The thing that The Velvet Underground took from their whole experience with Warhol and The Factory was that you didn't have to force things to happen - and you didn't have to think of music in terms of progressing. You could be making the same statement over and over again. And the fact that it happened before made it different. And the number of times that it had happened before made it different. Which is what Steve Reich and La Monte Young and Terry Riley are completely hip to, and which is a cornerstone of their music: the fact of repeating something changes it.

BEETHOVEN: The Late Quartets. The first classical music I ever listened to. Subsequently I got into the rest of classical music via these quartets.
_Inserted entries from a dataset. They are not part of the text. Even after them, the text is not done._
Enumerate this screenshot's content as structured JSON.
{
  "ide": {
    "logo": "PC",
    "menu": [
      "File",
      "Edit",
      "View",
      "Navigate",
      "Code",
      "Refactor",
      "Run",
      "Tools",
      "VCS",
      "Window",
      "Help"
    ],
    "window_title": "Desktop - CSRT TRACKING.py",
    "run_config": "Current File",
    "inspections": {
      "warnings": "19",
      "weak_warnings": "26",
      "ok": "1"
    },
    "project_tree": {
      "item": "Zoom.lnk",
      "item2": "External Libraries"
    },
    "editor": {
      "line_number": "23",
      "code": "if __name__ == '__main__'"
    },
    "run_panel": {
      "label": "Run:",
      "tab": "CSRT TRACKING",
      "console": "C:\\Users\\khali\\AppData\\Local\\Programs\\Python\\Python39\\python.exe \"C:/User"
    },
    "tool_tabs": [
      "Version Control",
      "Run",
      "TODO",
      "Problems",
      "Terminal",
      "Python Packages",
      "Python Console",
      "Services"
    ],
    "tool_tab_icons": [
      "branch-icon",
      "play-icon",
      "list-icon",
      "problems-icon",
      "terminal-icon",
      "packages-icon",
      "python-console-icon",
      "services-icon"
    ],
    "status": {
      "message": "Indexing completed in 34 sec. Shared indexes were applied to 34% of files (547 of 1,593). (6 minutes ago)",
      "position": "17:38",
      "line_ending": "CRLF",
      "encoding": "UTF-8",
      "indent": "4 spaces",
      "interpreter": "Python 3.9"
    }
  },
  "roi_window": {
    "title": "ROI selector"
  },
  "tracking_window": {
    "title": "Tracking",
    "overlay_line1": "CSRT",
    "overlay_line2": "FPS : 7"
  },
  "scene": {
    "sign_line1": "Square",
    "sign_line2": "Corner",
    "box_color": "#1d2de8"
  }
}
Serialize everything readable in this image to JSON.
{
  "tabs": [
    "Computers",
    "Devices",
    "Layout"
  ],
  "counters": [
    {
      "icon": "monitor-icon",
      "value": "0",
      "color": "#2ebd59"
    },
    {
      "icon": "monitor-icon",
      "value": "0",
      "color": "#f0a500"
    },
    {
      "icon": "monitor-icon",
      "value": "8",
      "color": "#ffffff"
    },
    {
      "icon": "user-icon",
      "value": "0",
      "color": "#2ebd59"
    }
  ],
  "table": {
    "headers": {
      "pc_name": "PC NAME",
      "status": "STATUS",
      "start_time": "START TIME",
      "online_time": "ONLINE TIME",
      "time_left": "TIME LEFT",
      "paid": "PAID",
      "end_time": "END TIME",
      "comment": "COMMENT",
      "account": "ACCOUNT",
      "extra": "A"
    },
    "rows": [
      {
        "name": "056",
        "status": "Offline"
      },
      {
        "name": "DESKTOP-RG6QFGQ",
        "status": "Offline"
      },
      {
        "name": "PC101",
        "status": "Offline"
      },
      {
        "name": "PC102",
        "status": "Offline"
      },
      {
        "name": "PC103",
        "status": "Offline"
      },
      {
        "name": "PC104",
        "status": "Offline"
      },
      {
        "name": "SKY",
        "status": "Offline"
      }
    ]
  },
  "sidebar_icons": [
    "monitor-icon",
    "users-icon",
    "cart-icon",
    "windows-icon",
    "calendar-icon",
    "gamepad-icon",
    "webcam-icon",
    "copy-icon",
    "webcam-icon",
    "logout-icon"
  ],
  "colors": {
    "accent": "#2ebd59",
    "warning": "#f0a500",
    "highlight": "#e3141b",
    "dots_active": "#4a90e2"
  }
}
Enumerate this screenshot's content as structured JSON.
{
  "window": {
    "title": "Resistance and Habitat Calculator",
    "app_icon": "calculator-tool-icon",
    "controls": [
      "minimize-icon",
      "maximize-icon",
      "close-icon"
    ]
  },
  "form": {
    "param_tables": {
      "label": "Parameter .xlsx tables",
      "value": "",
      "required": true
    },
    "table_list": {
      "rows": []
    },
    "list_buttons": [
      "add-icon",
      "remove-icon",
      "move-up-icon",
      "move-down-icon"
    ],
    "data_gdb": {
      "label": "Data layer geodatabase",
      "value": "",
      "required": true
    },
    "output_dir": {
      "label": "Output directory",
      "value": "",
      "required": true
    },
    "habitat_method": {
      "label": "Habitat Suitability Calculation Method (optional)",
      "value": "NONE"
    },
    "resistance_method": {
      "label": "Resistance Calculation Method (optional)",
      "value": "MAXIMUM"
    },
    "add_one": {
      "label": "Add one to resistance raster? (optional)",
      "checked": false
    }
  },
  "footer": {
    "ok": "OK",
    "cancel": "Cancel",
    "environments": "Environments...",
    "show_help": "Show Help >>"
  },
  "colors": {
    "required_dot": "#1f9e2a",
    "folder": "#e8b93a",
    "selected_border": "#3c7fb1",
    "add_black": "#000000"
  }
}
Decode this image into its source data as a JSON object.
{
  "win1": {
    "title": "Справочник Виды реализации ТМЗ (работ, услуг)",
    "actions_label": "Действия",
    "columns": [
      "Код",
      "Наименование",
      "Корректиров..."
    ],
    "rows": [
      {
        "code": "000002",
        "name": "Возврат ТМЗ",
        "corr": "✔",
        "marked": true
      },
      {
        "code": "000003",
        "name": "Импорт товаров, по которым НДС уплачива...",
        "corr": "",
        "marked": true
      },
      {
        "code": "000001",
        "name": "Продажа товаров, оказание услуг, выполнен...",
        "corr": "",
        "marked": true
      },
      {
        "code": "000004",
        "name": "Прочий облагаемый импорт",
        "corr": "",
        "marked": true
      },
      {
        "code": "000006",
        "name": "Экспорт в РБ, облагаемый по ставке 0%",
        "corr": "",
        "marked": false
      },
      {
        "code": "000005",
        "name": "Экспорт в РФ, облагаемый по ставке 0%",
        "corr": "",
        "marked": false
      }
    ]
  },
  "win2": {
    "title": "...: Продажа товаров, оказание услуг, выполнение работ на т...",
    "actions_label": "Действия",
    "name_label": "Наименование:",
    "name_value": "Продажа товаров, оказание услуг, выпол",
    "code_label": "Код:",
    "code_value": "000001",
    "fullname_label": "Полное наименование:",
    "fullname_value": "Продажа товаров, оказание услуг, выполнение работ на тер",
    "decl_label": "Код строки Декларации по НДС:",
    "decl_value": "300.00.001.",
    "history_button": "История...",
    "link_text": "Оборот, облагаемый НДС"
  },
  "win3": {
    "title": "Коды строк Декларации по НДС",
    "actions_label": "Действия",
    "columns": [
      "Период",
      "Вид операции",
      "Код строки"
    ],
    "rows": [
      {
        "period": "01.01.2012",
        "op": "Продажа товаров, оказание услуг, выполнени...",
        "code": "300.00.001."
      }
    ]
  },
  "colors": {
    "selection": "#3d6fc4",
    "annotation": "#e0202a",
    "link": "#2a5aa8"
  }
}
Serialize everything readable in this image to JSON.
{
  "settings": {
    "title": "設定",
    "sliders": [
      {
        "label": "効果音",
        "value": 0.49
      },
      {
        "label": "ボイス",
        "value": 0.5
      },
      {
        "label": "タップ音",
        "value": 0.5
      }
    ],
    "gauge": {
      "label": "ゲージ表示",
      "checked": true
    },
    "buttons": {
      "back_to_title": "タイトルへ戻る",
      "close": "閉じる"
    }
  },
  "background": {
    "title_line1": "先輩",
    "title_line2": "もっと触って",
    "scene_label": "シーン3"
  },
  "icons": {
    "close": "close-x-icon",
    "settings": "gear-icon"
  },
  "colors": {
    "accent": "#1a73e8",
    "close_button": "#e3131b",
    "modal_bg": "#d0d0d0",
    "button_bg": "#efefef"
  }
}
Beethoven interested me because of his reckless ambitiousness, inasmuch as he frequently seems to be on the borderline of danger as a composer - particularly in his later works.

JIMI HENDRIX: Little Wing. Hendrix was the first person to think of what he was playing in terms outside those of the instrument he was holding - like, he thought of what was happening with the floor pedals, the mixer, the speakers, the tape recorder. He thought consequentially, and his sound really is his music - whereas it's theoretically possible to distinguish sound from music (in terms of notes) in the playing of other guitarists. He was the first person to humanise an important part of rock technology, in other words. Electric Ladyland is another example of this.

KEVIN AYERS: Song From The Bottom Of A Well. For Mike Oldfield's guitar solo and as an extension of the preceding view of Hendrix. This is the only time I've ever heard anyone apart from me playing snake guitar. Snake guitar requires no particular skill, though Oldfield is very skilful, and essentially involves destroying the pitch element of the instrument in order to produce wedges of sound that can be used percussively or as a kind of punctuation. He does that brilliantly and that's one of the best guitar solos, if not the best, to have been recorded for several years.